Giovane arrestato dalla polizia dopo aver rotto una vetrina in via Sacco, sospetti su un altro colpo

PESCARA. Infrangere la vetrina del negozio di pasta all'uovo di via Sacco è stato un gioco da ragazzi. Poi, una volta dentro, ha preso il registratore di cassa ed è fuggito via. Ma nel giro di pochissimo è stato rintracciato dalla polizia, bloccato e infine arrestato, con il recupero dei soldi rubati. Il ladro che ha messo a segno la spaccata è un ventenne già noto alle forze dell'ordine sempre per questioni legate ai furti. Il giovane è entrato in azione nella notte, pensando probabilmente di agire indisturbato. E così ha buttato giù la vetrina di un negozio di pasta all'uovo, come se all'interno potesse trovarci chissà quale fortuna, si è diretto alla cassa e l'ha portata via. Erano all'incirca le 3. Proprio in quei minuti, una pattuglia della squadra volante ha notato in via Sacco la vetrina in frantumi, e i primi accertamenti hanno permesso subito di scoprire che c'era stato un furto.
Le ricerche del responsabile sono cominciate proprio nella zona e a poche centinaia di metri dal negozio è stato notato il ventenne, M.F. le iniziali del nome. Alla vista della pattuglia ha cercato di fuggire, e già questo elemento ha insospettito gli agenti che quindi lo hanno raggiunto rapidamente e fermato per un controllo. Aveva una mano ferita, altro fattore che ha destato perplessità nei poliziotti.

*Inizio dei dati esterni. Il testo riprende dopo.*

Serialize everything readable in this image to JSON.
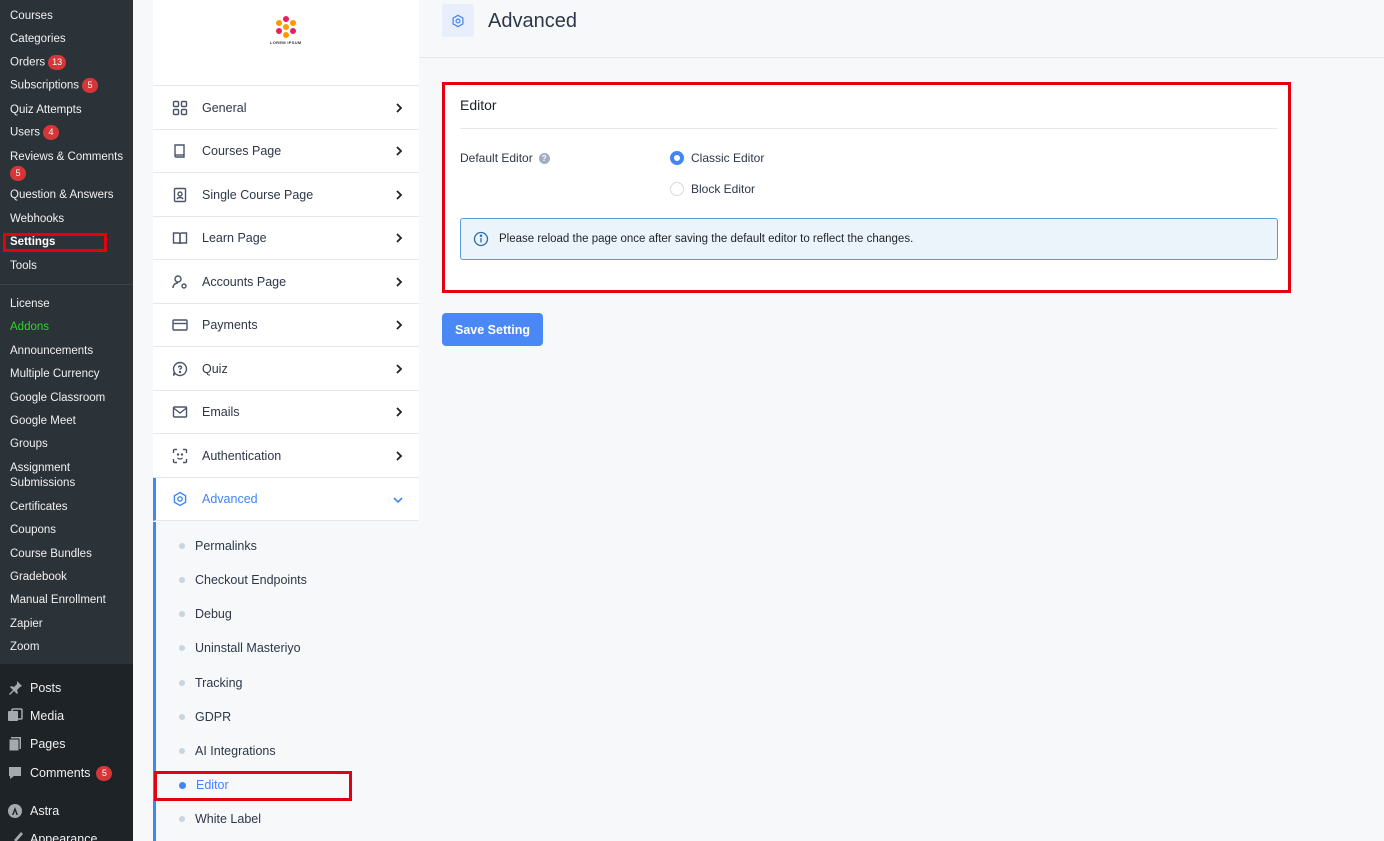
{
  "wp_submenu": [
    {
      "label": "Courses"
    },
    {
      "label": "Categories"
    },
    {
      "label": "Orders",
      "badge": "13"
    },
    {
      "label": "Subscriptions",
      "badge": "5"
    },
    {
      "label": "Quiz Attempts"
    },
    {
      "label": "Users",
      "badge": "4"
    },
    {
      "label": "Reviews & Comments",
      "badge": "5"
    },
    {
      "label": "Question & Answers"
    },
    {
      "label": "Webhooks"
    },
    {
      "label": "Settings"
    },
    {
      "label": "Tools"
    },
    {
      "label": "License"
    },
    {
      "label": "Addons"
    },
    {
      "label": "Announcements"
    },
    {
      "label": "Multiple Currency"
    },
    {
      "label": "Google Classroom"
    },
    {
      "label": "Google Meet"
    },
    {
      "label": "Groups"
    },
    {
      "label": "Assignment"
    },
    {
      "label": "Submissions"
    },
    {
      "label": "Certificates"
    },
    {
      "label": "Coupons"
    },
    {
      "label": "Course Bundles"
    },
    {
      "label": "Gradebook"
    },
    {
      "label": "Manual Enrollment"
    },
    {
      "label": "Zapier"
    },
    {
      "label": "Zoom"
    }
  ],
  "wp_mainmenu": [
    {
      "label": "Posts",
      "icon": "pin-icon"
    },
    {
      "label": "Media",
      "icon": "media-icon"
    },
    {
      "label": "Pages",
      "icon": "pages-icon"
    },
    {
      "label": "Comments",
      "icon": "comment-icon",
      "badge": "5"
    },
    {
      "label": "Astra",
      "icon": "astra-icon"
    },
    {
      "label": "Appearance",
      "icon": "brush-icon"
    }
  ],
  "logo": {
    "text": "LOREM IPSUM"
  },
  "settings_nav": [
    {
      "label": "General",
      "icon": "grid-icon"
    },
    {
      "label": "Courses Page",
      "icon": "book-icon"
    },
    {
      "label": "Single Course Page",
      "icon": "id-card-icon"
    },
    {
      "label": "Learn Page",
      "icon": "open-book-icon"
    },
    {
      "label": "Accounts Page",
      "icon": "user-gear-icon"
    },
    {
      "label": "Payments",
      "icon": "credit-card-icon"
    },
    {
      "label": "Quiz",
      "icon": "quiz-icon"
    },
    {
      "label": "Emails",
      "icon": "mail-icon"
    },
    {
      "label": "Authentication",
      "icon": "scan-face-icon"
    },
    {
      "label": "Advanced",
      "icon": "settings-icon"
    }
  ],
  "advanced_sub": [
    {
      "label": "Permalinks"
    },
    {
      "label": "Checkout Endpoints"
    },
    {
      "label": "Debug"
    },
    {
      "label": "Uninstall Masteriyo"
    },
    {
      "label": "Tracking"
    },
    {
      "label": "GDPR"
    },
    {
      "label": "AI Integrations"
    },
    {
      "label": "Editor"
    },
    {
      "label": "White Label"
    }
  ],
  "page": {
    "title": "Advanced",
    "card_title": "Editor",
    "field_label": "Default Editor",
    "help": "?",
    "options": [
      {
        "label": "Classic Editor",
        "checked": true
      },
      {
        "label": "Block Editor",
        "checked": false
      }
    ],
    "info_text": "Please reload the page once after saving the default editor to reflect the changes.",
    "save_label": "Save Setting"
  },
  "colors": {
    "accent": "#4285f4",
    "highlight": "#e3000f",
    "badge": "#d63638",
    "addons": "#2bd62b"
  }
}
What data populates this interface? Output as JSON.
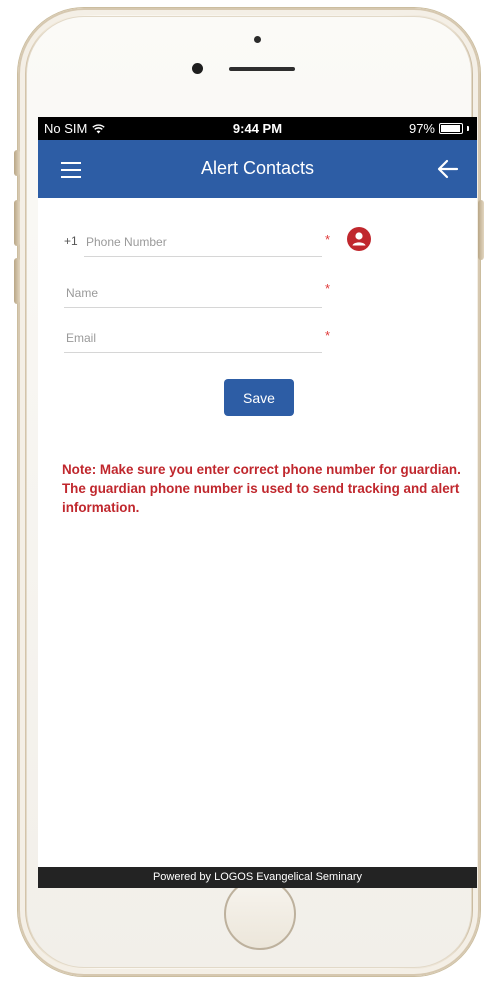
{
  "status_bar": {
    "carrier": "No SIM",
    "time": "9:44 PM",
    "battery": "97%"
  },
  "header": {
    "title": "Alert Contacts"
  },
  "form": {
    "country_code": "+1",
    "phone_placeholder": "Phone Number",
    "name_placeholder": "Name",
    "email_placeholder": "Email",
    "required_marker": "*",
    "save_label": "Save"
  },
  "note": "Note: Make sure you enter correct phone number for guardian. The guardian phone number is used to send tracking and alert information.",
  "footer": {
    "text": "Powered by LOGOS Evangelical Seminary"
  },
  "colors": {
    "accent": "#2d5da5",
    "note": "#c0272d",
    "required": "#e03a3a"
  }
}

Nei suoi confronti è quindi scattata una perquisizione e si è scoperto che addosso aveva 50 euro, tra banconote e spiccioli, esattamente la stessa somma di denaro rubata dal registratore di cassa.
Come se non bastasse, in via Sacco, distante dal negozio, è stato trovato il registratore di cassa portato via dall'attività: era stato completamente divelto e sui pezzi recuperati dai poliziotti sono state trovate delle evidenti tracce di sangue, compatibili con quelle che il ventenne aveva sulla mano sanguinante. Tutti elementi utili a incastrare il giovane, che è stato arrestato per furto aggravato e sottoposto ai domiciliari.
Ora, delle indagini si sta occupando il personale della squadra mobile perché non è escluso che il giovane sia responsabile anche di un'altra spaccata, avvenuta sempre nella notte tra domenica e lunedì in via Tiburtina, nel negozio "Kik". Da studiare le tracce lasciate sul posto e le riprese delle telecamere della zona che potrebbero aver ripreso l'autore di questo secondo assalto. Si indaga anche su altre spaccate, avvenute nella notte tra sabato e domenica.